Tim Greene | April 13, 2017
Threats to industrial control systems could bleed over into critical infrastructure.

Also publicly available are at least eight exploits that are effective against Windows XP, which is now unsupported, the report says. Use of XP and other unsupported platforms such as Windows Server 2003 in human-machine interface (HMI) computers leaves a weakness that could compromise the machines and the devices they control.

The outdated hardware problem stems from gear that was never intended to be on high-volume, internet-connected networks and now is kept online for years during which the network they connect to is upgraded.

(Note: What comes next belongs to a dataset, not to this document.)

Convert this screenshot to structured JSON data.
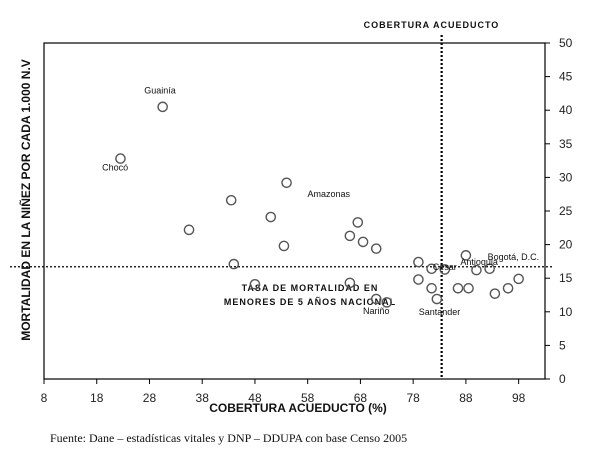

The high bandwidth traffic on these networks can cause the gear to malfunction, as happened at the Brown’s Ferry Nuclear Generating Station in 2006. In other cases, innocuous network scans turned out not to be so innocuous and crashed PLCs.

Reliance on third parties for software used in industrial control systems can leave the systems vulnerable to attack, the report says. “In our experience, ICS asset owners seldom document and track third-party dependencies in ICS software they operate,” it says.

Heartbleed, which still has not been eradicated, was a third-party problem that affected ICS devices over the past few years, the report says.

File integrity checks are important to ICS because without them, malicious updates to legitimate applications can turn them into weapons. One example cited in the report says that a software vendor’s website was compromised by replacing a vendor’s file with a malicious one. Without an effective integrity check, that swap would go unnoticed.